= Warrensburg-Latham Community Unit School District 11 =

School district in Illinois, United States

Warrensburg-Latham Community Unit District 11 is a school district encompassing the villages of Warrensburg, Latham, parts of northwest Decatur, and parts of Forsyth, all in Illinois, and much of the surrounding countryside.

Most of the district is in Macon County, while parts extend into Logan County.

Warrensburg School and Latham School were separated schools. Latham's (defunct) mascot was the Rabbits.

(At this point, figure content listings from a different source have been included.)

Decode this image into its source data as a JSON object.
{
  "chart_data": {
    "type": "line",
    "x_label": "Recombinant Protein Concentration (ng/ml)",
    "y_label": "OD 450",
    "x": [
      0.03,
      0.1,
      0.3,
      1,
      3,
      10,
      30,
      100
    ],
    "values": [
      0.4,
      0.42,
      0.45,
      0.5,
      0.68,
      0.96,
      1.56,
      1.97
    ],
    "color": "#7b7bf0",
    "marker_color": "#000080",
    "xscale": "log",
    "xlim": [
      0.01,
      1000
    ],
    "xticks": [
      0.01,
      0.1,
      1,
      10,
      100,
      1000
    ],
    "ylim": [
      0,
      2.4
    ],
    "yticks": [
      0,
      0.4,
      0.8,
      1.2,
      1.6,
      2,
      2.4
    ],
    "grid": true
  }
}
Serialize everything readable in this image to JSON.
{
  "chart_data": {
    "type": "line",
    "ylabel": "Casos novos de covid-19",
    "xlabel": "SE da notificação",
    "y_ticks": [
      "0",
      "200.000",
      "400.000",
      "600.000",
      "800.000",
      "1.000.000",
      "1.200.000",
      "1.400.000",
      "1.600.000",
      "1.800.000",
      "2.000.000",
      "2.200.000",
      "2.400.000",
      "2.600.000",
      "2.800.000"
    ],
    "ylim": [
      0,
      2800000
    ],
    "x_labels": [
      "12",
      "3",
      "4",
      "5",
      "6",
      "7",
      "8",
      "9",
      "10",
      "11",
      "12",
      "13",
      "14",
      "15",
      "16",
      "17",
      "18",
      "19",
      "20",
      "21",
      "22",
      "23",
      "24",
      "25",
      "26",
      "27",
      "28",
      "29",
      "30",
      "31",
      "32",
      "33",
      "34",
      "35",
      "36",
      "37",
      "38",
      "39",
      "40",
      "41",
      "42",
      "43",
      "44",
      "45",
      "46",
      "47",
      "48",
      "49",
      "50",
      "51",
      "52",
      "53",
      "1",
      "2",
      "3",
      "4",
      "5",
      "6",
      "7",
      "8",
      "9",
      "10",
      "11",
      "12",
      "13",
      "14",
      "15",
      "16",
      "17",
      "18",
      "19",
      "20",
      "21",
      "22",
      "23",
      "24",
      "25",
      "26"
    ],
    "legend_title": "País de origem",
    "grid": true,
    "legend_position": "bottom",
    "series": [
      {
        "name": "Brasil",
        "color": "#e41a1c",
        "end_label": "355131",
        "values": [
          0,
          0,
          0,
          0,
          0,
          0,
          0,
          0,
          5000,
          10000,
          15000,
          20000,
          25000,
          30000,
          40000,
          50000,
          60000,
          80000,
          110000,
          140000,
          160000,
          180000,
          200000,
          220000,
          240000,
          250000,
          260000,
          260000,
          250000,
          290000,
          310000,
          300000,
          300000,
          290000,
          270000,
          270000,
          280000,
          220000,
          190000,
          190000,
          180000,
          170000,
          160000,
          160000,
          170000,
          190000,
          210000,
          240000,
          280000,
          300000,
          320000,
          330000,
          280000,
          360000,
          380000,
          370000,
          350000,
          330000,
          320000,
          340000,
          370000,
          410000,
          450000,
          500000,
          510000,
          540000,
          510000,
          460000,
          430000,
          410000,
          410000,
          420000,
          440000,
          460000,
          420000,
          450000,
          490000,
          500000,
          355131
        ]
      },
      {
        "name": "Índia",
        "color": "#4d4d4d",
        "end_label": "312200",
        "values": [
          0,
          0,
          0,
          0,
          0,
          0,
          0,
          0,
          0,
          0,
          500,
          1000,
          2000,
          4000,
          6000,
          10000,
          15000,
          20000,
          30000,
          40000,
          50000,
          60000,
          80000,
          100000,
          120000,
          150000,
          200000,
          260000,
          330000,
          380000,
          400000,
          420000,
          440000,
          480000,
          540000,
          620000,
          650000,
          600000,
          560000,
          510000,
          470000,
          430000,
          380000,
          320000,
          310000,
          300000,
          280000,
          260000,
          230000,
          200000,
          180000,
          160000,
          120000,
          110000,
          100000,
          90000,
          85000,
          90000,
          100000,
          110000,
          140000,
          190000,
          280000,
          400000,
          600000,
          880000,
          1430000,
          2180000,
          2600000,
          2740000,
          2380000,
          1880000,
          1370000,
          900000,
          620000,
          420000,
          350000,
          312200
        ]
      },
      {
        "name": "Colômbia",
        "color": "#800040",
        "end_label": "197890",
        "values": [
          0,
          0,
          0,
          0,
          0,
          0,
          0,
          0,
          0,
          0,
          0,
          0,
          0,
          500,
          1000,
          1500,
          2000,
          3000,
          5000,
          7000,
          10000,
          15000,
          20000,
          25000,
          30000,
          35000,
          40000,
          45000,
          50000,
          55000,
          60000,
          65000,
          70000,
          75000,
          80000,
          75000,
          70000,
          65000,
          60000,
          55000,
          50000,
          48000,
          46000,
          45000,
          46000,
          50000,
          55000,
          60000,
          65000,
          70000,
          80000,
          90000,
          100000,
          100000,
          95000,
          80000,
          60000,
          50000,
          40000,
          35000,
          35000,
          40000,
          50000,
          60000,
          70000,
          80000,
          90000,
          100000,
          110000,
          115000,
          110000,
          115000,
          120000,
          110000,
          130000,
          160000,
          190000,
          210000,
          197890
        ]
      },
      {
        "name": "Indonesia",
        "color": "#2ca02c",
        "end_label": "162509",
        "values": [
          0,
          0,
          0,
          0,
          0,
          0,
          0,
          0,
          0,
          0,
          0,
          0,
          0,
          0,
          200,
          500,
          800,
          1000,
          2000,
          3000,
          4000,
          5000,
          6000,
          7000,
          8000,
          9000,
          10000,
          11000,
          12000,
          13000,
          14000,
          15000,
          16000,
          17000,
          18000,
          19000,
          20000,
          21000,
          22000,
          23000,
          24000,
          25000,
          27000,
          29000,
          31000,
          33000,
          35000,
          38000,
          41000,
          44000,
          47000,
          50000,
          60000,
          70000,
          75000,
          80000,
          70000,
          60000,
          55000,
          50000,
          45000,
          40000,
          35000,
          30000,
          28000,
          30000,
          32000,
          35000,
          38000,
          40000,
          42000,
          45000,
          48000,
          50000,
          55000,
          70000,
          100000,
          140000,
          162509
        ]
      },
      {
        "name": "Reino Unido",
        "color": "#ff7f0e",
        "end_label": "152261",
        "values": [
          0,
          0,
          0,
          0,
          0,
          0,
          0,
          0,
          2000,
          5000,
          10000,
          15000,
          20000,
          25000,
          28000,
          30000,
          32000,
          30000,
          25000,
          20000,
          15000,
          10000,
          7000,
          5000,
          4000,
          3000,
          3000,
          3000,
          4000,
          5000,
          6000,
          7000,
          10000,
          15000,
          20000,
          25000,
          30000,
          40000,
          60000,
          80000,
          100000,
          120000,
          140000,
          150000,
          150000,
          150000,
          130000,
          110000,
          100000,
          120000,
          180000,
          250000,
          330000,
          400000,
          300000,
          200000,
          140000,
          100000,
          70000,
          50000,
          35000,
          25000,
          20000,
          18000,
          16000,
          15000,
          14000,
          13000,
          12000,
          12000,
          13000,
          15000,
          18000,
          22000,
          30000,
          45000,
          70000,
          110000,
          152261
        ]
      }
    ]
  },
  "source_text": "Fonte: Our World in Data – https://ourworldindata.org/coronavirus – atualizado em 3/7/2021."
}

Warrensburg's elementary and middle school was formerly known as the Warrensburg Rebels and continued to be the Rebels after the merger of Warrensburg and Latham until 1995, due to racial issues with the confederate flag, the mascot was changed to the Cardinals after a vote of the student body. The Warrensburg High school (defunct) has always been the Cardinals, before and after the merger.

Both the Elementary/Middle School and the high school are located on the same plot of land on the northwest edge of Warrensburg. Their mascot is the Cardinal.

Famous alumni include Stephen Mason (guitarist with Jars of Clay), Hall of Fame jockey John L. Rotz (rider of the winners of two Triple Crown races, the 1962 Preakness Stakes on the horse Greek Money, and 1970 Belmont Stakes on the colt, High Echelon).

Warrensburg and Latham are both situated on Illinois Route 121 northwest of Decatur.